At Portfolio Solutions® we know that a robust "goals-based" planning process is the best way to create a customized financial plan tailored to meet your individual needs and objectives. It is vital to create a financial plan that accomplishes your goals now, and in the future, and does so in a tax-efficient manner and with minimal investment costs. It is our responsibility to build a financial plan and investment portfolio for you that will help ensure financial security for you and your family.
Portfolio Solutions® is a long-term, strategic investment manager.

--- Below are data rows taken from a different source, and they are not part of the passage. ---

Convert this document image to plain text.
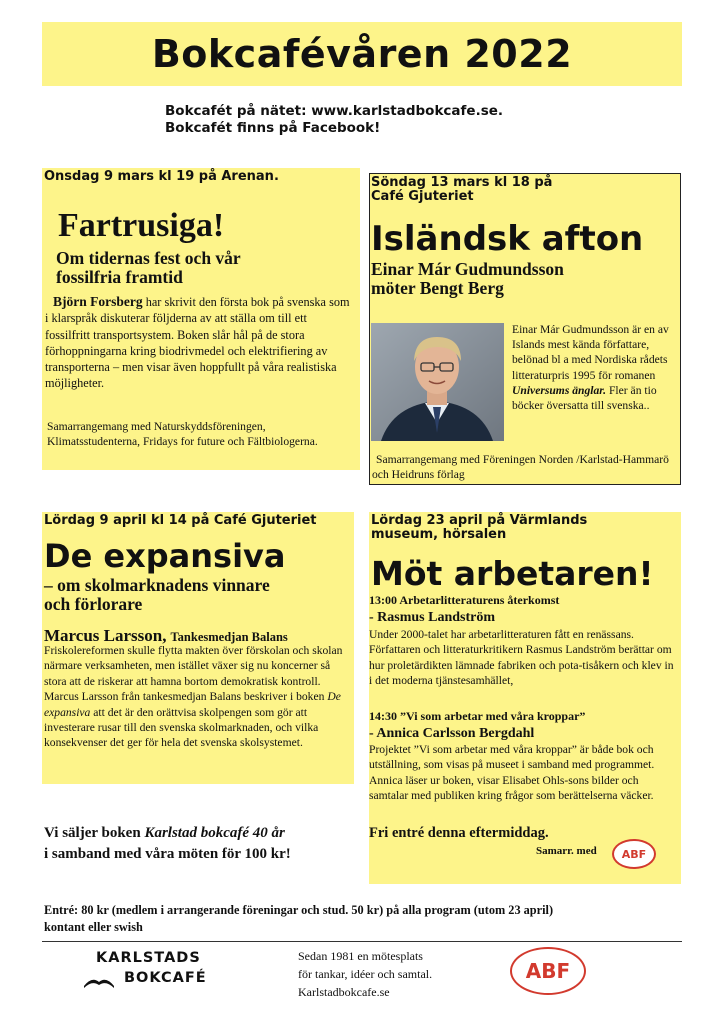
Bokcafévåren 2022
Bokcafét på nätet: www.karlstadbokcafe.se.
Bokcafét finns på Facebook!
Onsdag 9 mars kl 19 på Arenan.
Fartrusiga!
Om tidernas fest och vår
fossilfria framtid

Björn Forsberg har skrivit den första bok på svenska som i klarspråk diskuterar följderna av att ställa om till ett fossilfritt transportsystem. Boken slår hål på de stora förhoppningarna kring biodrivmedel och elektrifiering av transporterna – men visar även hoppfullt på våra realistiska möjligheter.

Samarrangemang med Naturskyddsföreningen, Klimatsstudenterna, Fridays for future och Fältbiologerna.

Söndag 13 mars kl 18 på
Café Gjuteriet
Isländsk afton
Einar Már Gudmundsson
möter Bengt Berg

Einar Már Gudmundsson är en av Islands mest kända författare, belönad bl a med Nordiska rådets litteraturpris 1995 för romanen Universums änglar. Fler än tio böcker översatta till svenska..

Samarrangemang med Föreningen Norden /Karlstad-Hammarö och Heidruns förlag

Lördag 9 april kl 14 på Café Gjuteriet
De expansiva
– om skolmarknadens vinnare
och förlorare
Marcus Larsson, Tankesmedjan Balans

Friskolereformen skulle flytta makten över förskolan och skolan närmare verksamheten, men istället växer sig nu koncerner så stora att de riskerar att hamna bortom demokratisk kontroll. Marcus Larsson från tankesmedjan Balans beskriver i boken De expansiva att det är den orättvisa skolpengen som gör att investerare rusar till den svenska skolmarknaden, och vilka konsekvenser det ger för hela det svenska skolsystemet.

Vi säljer boken Karlstad bokcafé 40 år
i samband med våra möten för 100 kr!
Lördag 23 april på Värmlands
museum, hörsalen
Möt arbetaren!
13:00 Arbetarlitteraturens återkomst
- Rasmus Landström

Under 2000-talet har arbetarlitteraturen fått en renässans. Författaren och litteraturkritikern Rasmus Landström berättar om hur proletärdikten lämnade fabriken och pota-tisåkern och klev in i det moderna tjänstesamhället,

14:30 ”Vi som arbetar med våra kroppar”
- Annica Carlsson Bergdahl

Projektet ”Vi som arbetar med våra kroppar” är både bok och utställning, som visas på museet i samband med programmet. Annica läser ur boken, visar Elisabet Ohls-sons bilder och samtalar med publiken kring frågor som berättelserna väcker.

Fri entré denna eftermiddag.
Samarr. med	ABF
Entré: 80 kr (medlem i arrangerande föreningar och stud. 50 kr) på alla program (utom 23 april)
kontant eller swish
KARLSTADS
BOKCAFÉ
Sedan 1981 en mötesplats
för tankar, idéer och samtal.
Karlstadbokcafe.se
ABF
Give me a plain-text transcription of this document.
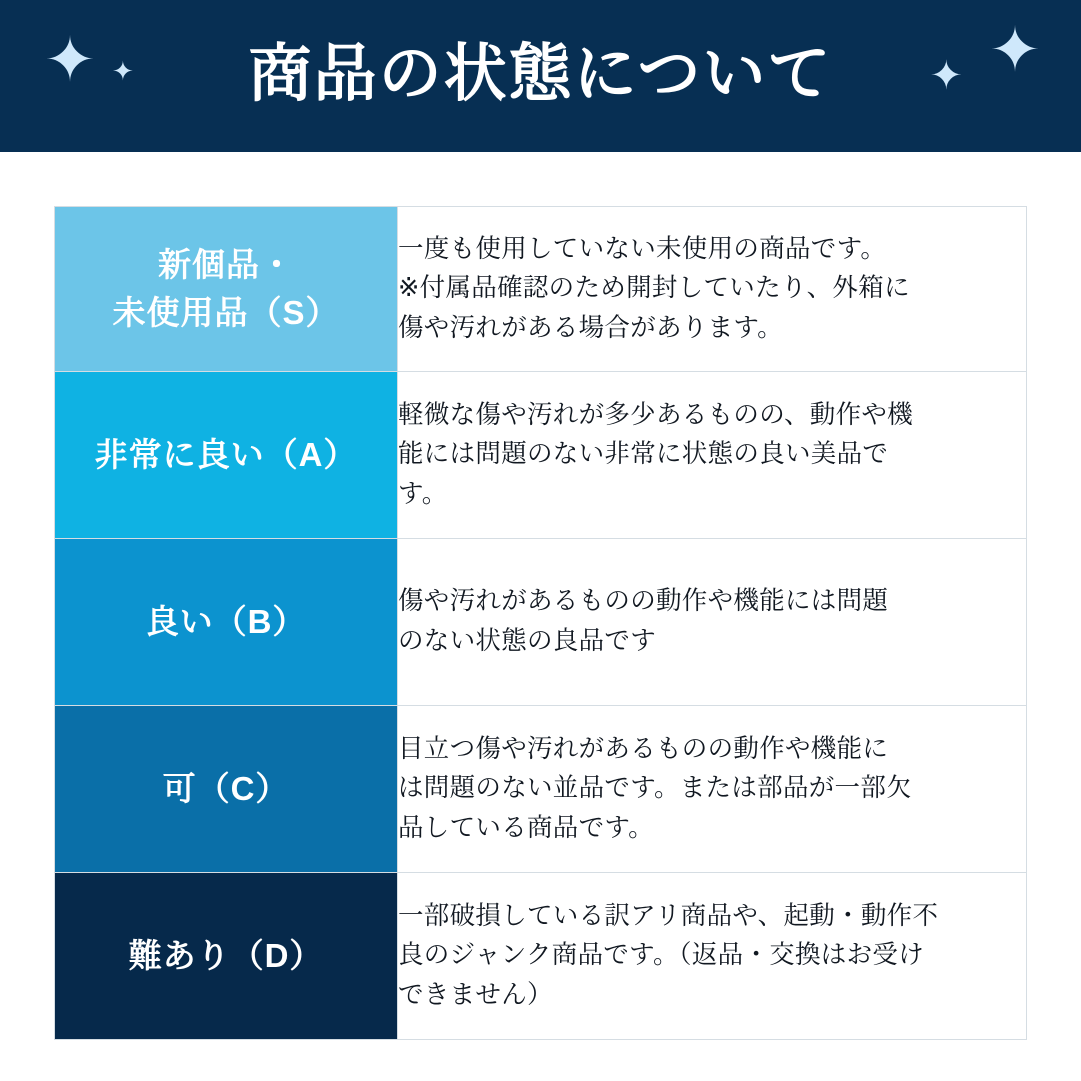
✦ ✦ 商品の状態について	✦
✦
新個品・
未使用品（S）	一度も使用していない未使用の商品です。
※付属品確認のため開封していたり、外箱に
傷や汚れがある場合があります。

非常に良い（A）	軽微な傷や汚れが多少あるものの、動作や機
能には問題のない非常に状態の良い美品で
す。

良い（B）	傷や汚れがあるものの動作や機能には問題
のない状態の良品です

可（C）	目立つ傷や汚れがあるものの動作や機能に
は問題のない並品です。または部品が一部欠
品している商品です。

難あり（D）	一部破損している訳アリ商品や、起動・動作不
良のジャンク商品です。（返品・交換はお受け
できません）
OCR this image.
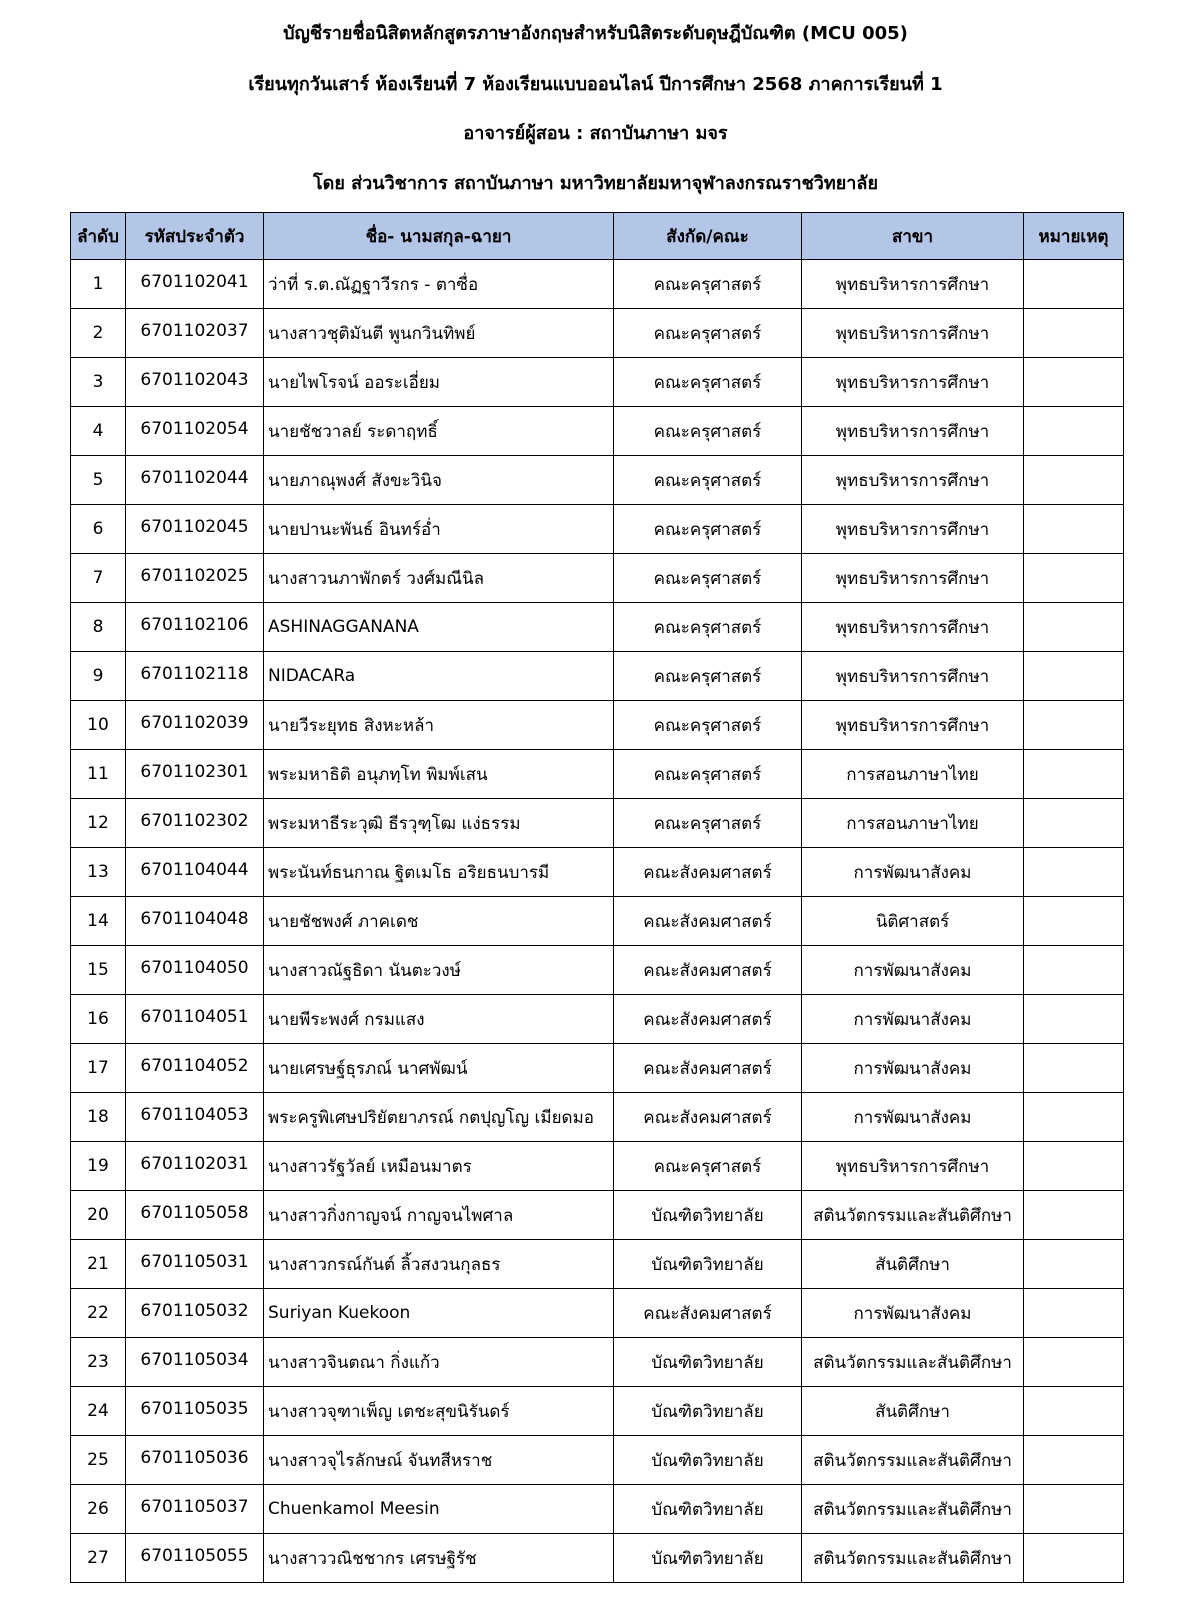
บัญชีรายชื่อนิสิตหลักสูตรภาษาอังกฤษสำหรับนิสิตระดับดุษฎีบัณฑิต (MCU 005)
เรียนทุกวันเสาร์ ห้องเรียนที่ 7 ห้องเรียนแบบออนไลน์ ปีการศึกษา 2568 ภาคการเรียนที่ 1
อาจารย์ผู้สอน : สถาบันภาษา มจร
โดย ส่วนวิชาการ สถาบันภาษา มหาวิทยาลัยมหาจุฬาลงกรณราชวิทยาลัย
ลำดับ	รหัสประจำตัว	ชื่อ- นามสกุล-ฉายา	สังกัด/คณะ	สาขา	หมายเหตุ
1	6701102041	ว่าที่ ร.ต.ณัฏฐาวีรกร - ตาซื่อ	คณะครุศาสตร์	พุทธบริหารการศึกษา	
2	6701102037	นางสาวชุติมันตี พูนกวินทิพย์	คณะครุศาสตร์	พุทธบริหารการศึกษา	
3	6701102043	นายไพโรจน์ ออระเอี่ยม	คณะครุศาสตร์	พุทธบริหารการศึกษา	
4	6701102054	นายชัชวาลย์ ระดาฤทธิ์	คณะครุศาสตร์	พุทธบริหารการศึกษา	
5	6701102044	นายภาณุพงศ์ สังขะวินิจ	คณะครุศาสตร์	พุทธบริหารการศึกษา	
6	6701102045	นายปานะพันธ์ อินทร์อ่ำ	คณะครุศาสตร์	พุทธบริหารการศึกษา	
7	6701102025	นางสาวนภาพักตร์ วงศ์มณีนิล	คณะครุศาสตร์	พุทธบริหารการศึกษา	
8	6701102106	ASHINAGGANANA	คณะครุศาสตร์	พุทธบริหารการศึกษา	
9	6701102118	NIDACARa	คณะครุศาสตร์	พุทธบริหารการศึกษา	
10	6701102039	นายวีระยุทธ สิงหะหล้า	คณะครุศาสตร์	พุทธบริหารการศึกษา	
11	6701102301	พระมหาธิติ อนุภทฺโท พิมพ์เสน	คณะครุศาสตร์	การสอนภาษาไทย	
12	6701102302	พระมหาธีระวุฒิ ธีรวุฑฺโฒ แง่ธรรม	คณะครุศาสตร์	การสอนภาษาไทย	
13	6701104044	พระนันท์ธนกาณ ฐิตเมโธ อริยธนบารมี	คณะสังคมศาสตร์	การพัฒนาสังคม	
14	6701104048	นายชัชพงศ์ ภาคเดช	คณะสังคมศาสตร์	นิติศาสตร์	
15	6701104050	นางสาวณัฐธิดา นันตะวงษ์	คณะสังคมศาสตร์	การพัฒนาสังคม	
16	6701104051	นายพีระพงศ์ กรมแสง	คณะสังคมศาสตร์	การพัฒนาสังคม	
17	6701104052	นายเศรษฐ์ธุรภณ์ นาศพัฒน์	คณะสังคมศาสตร์	การพัฒนาสังคม	
18	6701104053	พระครูพิเศษปริยัตยาภรณ์ กตปุญโญ เมียดมอ	คณะสังคมศาสตร์	การพัฒนาสังคม	
19	6701102031	นางสาวรัฐวัลย์ เหมือนมาตร	คณะครุศาสตร์	พุทธบริหารการศึกษา	
20	6701105058	นางสาวกิ่งกาญจน์ กาญจนไพศาล	บัณฑิตวิทยาลัย	สตินวัตกรรมและสันติศึกษา	
21	6701105031	นางสาวกรณ์กันต์ ลิ้วสงวนกุลธร	บัณฑิตวิทยาลัย	สันติศึกษา	
22	6701105032	Suriyan Kuekoon	คณะสังคมศาสตร์	การพัฒนาสังคม	
23	6701105034	นางสาวจินตณา กิ่งแก้ว	บัณฑิตวิทยาลัย	สตินวัตกรรมและสันติศึกษา	
24	6701105035	นางสาวจุฑาเพ็ญ เตชะสุขนิรันดร์	บัณฑิตวิทยาลัย	สันติศึกษา	
25	6701105036	นางสาวจุไรลักษณ์ จันทสีหราช	บัณฑิตวิทยาลัย	สตินวัตกรรมและสันติศึกษา	
26	6701105037	Chuenkamol Meesin	บัณฑิตวิทยาลัย	สตินวัตกรรมและสันติศึกษา	
27	6701105055	นางสาววณิชชากร เศรษฐิรัช	บัณฑิตวิทยาลัย	สตินวัตกรรมและสันติศึกษา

We believe that diversification offers the best protection against risk and that investment markets are efficient over time. It does not make economic sense to attempt timing or outperforming investment markets. Rather, we seek broad-based exposure to desired asset classes by investing in low-cost index funds.
After building a portfolio, we monitor it daily and rebalance when necessary in a cost effective, disciplined manner.
Some managers dismiss index investing (also referred to as passive investing) because they mistakenly see it as a “do nothing” approach. This could not be further from reality. There is no such thing as being completely passive when it comes to investing, especially when considering the work we perform:
- Forecasts of expected returns and risk factors must be created
- Asset classes must be evaluated for inclusion
- Efficient portfolios must be constructed
- Index funds must be evaluated and selected
- A rebalancing strategy must be determined
- The portfolio must be monitored and
- Trades must be executed when required by the selected rebalancing strategy
Where the “passive” part of passive, index investing comes into play is when it comes to reacting to the short-term ups and downs of the market. Portfolio Solutions® believes investment markets are efficient over the longer-term and that it does not make economic sense to bear the extra costs of active management in an attempt to benefit from short-term market inefficiencies or market timing.
Markets can behave wildly and unpredictably in the short-term, but investment returns tend to behave much more predictably as the risk-return relationship plays out. All investments have a specific risk and return profile that they eventually follow. This concept is known as reversion to the mean. In practice, it is very difficult to time this reversion given how difficult it is to predict what could happen, or how markets would react to an event even if it were predicted and the timing was right.
The S&P Dow Jones Indices publishes a robust, widely-referenced research piece known as The SPIVA® Scorecard that compares actively managed funds against their appropriate benchmarks on a semiannual basis. SPIVA® research has shown over 15 years of published data surveying more than 10,000 actively managed funds globally that active managers are not able to outperform passive managers over any given time period let alone deliver above-average returns consistently over multiple periods*.